Capitol Correspondence - 04.07.20

CMS Withdraws Proposed Rule That Would Have Tightened Medicaid Eligibility

Share this page

ANCOR has been following proposed changes to Medicaid eligibility regulations because of the potential challenges this could create for people with disabilities and their ability to access long-term supports and services. As ANCOR members know, Medicaid funds the majority of disability supports in the United States.

As reported by Modern Healthcare:

“The [Centers for Medicare and Medicaid Services] CMS on Tuesday withdrew its proposed rule to crackdown on state Medicaid eligibility determinations from the Office of Management and Budget’s regulatory review process.

‘This proposed rule would strengthen the integrity of the Medicaid eligibility determination process including verification, changes in circumstance, and redetermination,’ the agency said in its description of the rule. The proposed rule was supposed to be published in April.

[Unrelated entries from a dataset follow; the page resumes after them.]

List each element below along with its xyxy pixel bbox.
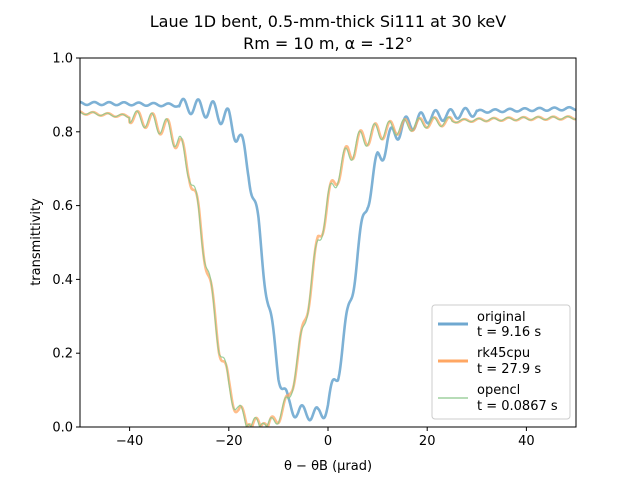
legend: original t = 9.16 s rk45cpu t = 27.9 s o… [431, 304, 571, 420]
legend-label-rk45cpu: rk45cpu [477, 346, 530, 361]
y-tick-label: 0.4 [52, 273, 73, 288]
y-axis-label: transmittivity [29, 198, 44, 286]
y-axis-ticks: 0.0 0.2 0.4 0.6 0.8 1.0 [52, 52, 80, 436]
series-layer [80, 97, 576, 427]
legend-box [431, 304, 571, 420]
y-tick-label: 0.2 [52, 347, 73, 362]
chart-title-line2: Rm = 10 m, α = -12° [243, 34, 413, 53]
legend-label-original: original [477, 310, 526, 325]
x-tick-label: 0 [324, 434, 332, 449]
chart-title-line1: Laue 1D bent, 0.5-mm-thick Si111 at 30 k… [150, 12, 507, 31]
legend-time-rk45cpu: t = 27.9 s [477, 362, 541, 377]
plot-area [79, 57, 577, 428]
x-tick-label: 20 [419, 434, 436, 449]
legend-time-original: t = 9.16 s [477, 325, 541, 340]
legend-label-opencl: opencl [477, 383, 520, 398]
x-tick-label: −40 [116, 434, 143, 449]
y-tick-label: 1.0 [52, 52, 73, 67]
x-tick-label: 40 [518, 434, 535, 449]
y-tick-label: 0.8 [52, 125, 73, 140]
x-tick-label: −20 [215, 434, 242, 449]
series-original-line [80, 97, 576, 422]
x-axis-ticks: −40 −20 0 20 40 [116, 427, 535, 449]
series-opencl-line [80, 110, 576, 427]
legend-time-opencl: t = 0.0867 s [477, 399, 558, 414]
y-tick-label: 0.0 [52, 421, 73, 436]
y-tick-label: 0.6 [52, 199, 73, 214]
x-axis-label: θ − θB (μrad) [284, 459, 372, 474]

But many healthcare experts worried that tightening eligibility rules would make it tougher for eligible people to enroll in the program and maintain coverage, even if it reduced improper Medicaid enrollment and federal payments to states.

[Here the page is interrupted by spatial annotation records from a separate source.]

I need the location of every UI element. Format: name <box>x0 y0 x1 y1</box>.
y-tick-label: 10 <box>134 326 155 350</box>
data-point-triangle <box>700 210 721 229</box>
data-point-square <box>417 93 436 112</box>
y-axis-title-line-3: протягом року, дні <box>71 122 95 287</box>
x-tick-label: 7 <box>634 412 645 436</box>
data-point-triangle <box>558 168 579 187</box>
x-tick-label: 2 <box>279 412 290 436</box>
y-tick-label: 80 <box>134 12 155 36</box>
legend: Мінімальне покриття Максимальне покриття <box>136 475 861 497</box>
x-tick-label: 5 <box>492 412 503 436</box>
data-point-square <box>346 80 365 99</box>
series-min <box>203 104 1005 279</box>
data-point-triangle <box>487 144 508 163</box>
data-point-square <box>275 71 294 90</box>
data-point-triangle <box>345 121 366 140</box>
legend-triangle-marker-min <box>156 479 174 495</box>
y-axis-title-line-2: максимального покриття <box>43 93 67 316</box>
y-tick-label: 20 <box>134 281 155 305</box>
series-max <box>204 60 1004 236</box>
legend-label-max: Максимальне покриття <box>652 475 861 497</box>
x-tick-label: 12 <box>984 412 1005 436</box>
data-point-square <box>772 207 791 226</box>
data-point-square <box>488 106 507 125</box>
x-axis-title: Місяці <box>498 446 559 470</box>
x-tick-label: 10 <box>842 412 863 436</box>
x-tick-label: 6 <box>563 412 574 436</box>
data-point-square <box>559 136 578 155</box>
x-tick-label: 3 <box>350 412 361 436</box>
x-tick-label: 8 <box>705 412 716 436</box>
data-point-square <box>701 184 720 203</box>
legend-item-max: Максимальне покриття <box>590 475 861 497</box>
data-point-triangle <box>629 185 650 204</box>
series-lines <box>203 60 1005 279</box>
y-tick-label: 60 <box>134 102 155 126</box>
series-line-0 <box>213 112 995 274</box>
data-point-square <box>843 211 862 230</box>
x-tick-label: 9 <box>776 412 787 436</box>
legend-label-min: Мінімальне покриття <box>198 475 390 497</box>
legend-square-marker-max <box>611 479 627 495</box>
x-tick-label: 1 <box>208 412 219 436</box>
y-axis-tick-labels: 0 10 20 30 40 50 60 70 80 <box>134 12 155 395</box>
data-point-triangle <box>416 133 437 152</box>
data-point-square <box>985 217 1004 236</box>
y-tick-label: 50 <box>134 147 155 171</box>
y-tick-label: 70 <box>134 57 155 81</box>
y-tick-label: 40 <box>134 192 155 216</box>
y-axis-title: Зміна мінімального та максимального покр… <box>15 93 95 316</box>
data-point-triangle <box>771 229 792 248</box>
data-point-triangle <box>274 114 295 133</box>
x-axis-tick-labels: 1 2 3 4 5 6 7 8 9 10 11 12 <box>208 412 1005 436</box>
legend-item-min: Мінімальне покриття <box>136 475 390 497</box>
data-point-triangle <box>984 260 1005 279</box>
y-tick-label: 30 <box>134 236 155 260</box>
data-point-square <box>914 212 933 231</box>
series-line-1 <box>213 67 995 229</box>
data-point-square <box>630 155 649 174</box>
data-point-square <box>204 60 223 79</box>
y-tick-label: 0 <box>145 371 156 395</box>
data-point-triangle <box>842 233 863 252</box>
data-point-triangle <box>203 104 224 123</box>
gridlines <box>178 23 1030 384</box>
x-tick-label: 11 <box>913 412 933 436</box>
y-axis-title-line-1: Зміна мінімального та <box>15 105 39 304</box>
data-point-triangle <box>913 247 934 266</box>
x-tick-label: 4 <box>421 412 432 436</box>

‘While the specific contents of the rule aren’t known … when finalized, it will put downward pressure on program enrollment,’ wrote Chad Mulvany, director of healthcare finance policy, strategy and development for the Healthcare Financial Management Association.

The Trump administration seems to have gotten cold feet about going through with the proposed rule now that the coronavirus pandemic has upended the U.S. healthcare system and the economy.

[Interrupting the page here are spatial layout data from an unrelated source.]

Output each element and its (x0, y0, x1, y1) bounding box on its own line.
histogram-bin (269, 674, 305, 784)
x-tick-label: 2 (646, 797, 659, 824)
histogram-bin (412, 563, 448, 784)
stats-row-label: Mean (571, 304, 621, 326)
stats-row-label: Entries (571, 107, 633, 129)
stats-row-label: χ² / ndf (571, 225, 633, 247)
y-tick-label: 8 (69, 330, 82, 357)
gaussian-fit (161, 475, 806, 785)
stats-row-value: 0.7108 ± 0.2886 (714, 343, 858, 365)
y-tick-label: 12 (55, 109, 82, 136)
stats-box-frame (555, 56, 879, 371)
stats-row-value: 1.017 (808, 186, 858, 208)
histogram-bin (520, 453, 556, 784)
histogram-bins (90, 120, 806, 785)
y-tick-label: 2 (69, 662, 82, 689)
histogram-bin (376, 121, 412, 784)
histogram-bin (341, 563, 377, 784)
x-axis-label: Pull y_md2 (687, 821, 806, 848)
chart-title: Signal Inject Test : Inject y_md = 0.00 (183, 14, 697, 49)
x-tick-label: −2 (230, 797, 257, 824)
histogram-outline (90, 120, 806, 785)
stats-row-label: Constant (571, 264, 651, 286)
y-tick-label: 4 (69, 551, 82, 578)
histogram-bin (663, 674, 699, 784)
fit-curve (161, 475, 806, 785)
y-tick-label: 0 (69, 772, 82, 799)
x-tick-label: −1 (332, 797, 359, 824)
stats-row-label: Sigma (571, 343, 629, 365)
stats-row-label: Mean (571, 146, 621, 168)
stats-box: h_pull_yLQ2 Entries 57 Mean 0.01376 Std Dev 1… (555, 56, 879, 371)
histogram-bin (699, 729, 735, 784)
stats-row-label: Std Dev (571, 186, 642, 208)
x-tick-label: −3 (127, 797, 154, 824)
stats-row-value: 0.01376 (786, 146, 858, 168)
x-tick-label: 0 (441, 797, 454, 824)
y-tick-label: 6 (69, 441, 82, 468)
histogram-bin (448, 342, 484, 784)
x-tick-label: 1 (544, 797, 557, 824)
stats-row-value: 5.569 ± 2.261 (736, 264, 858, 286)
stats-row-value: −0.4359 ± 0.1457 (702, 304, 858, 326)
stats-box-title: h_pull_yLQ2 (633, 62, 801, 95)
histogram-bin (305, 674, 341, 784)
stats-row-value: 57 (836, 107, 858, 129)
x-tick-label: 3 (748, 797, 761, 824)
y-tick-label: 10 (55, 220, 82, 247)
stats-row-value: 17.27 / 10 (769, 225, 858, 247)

Officials might be wary about proposing new rules that would likely increase the uninsured rate and make it difficult for many people to maintain continuous coverage as unemployment spikes during a massive public health crisis.

Public health experts worry that people will be less likely to seek treatment if they’re worried about medical bills, which could worsen the outbreak.

And providers have already seen an uptick in uncompensated care and budgetary pressure thanks to new restrictions that prevent them from carrying out more profitable elective surgeries and procedures.

Congress included additional Medicaid matching funds in its second relief package to shore up state and hospital budgets. The proposed rule may have done the opposite and created a public relations problem for the Trump administration, even before it finalized the rule.

Many states have sought to expand access to care through their Medicaid programs in response to COVID-19, a move supported by a number of experts and policymakers.

The Trump administration has made reducing waste, fraud and abuse in the Medicaid program a key part of its healthcare strategy, in part, because Medicaid covers more than 76 million people in the U.S. and makes up about 1 in 6 dollars of national healthcare spending, according to the Kaiser Family Foundation.

The CMS unveiled its so-called ‘Medicaid Program Integrity Strategy’ in June 2018 to limit Medicaid spending growth, which has been driven by the program’s expansion to most low-income adults in 36 states and the District of Columbia. The proposed rule was an essential part of its strategy.

‘While the primary responsibility for ensuring proper payments in Medicaid lies with states, CMS plays a significant role in supporting states’ efforts and holding them accountable through appropriate oversight and increased transparency,’ CMS Administrator Seema Verma wrote in a June 2019 blog post.

But leading experts think that the administration has overstated the extent to which improper Medicaid payments are driven by ineligible people enrolling in the program, citing significant problems with the way improper payments are measured and how the data has been interpreted.

The CMS did not respond to a request for comment before deadline.”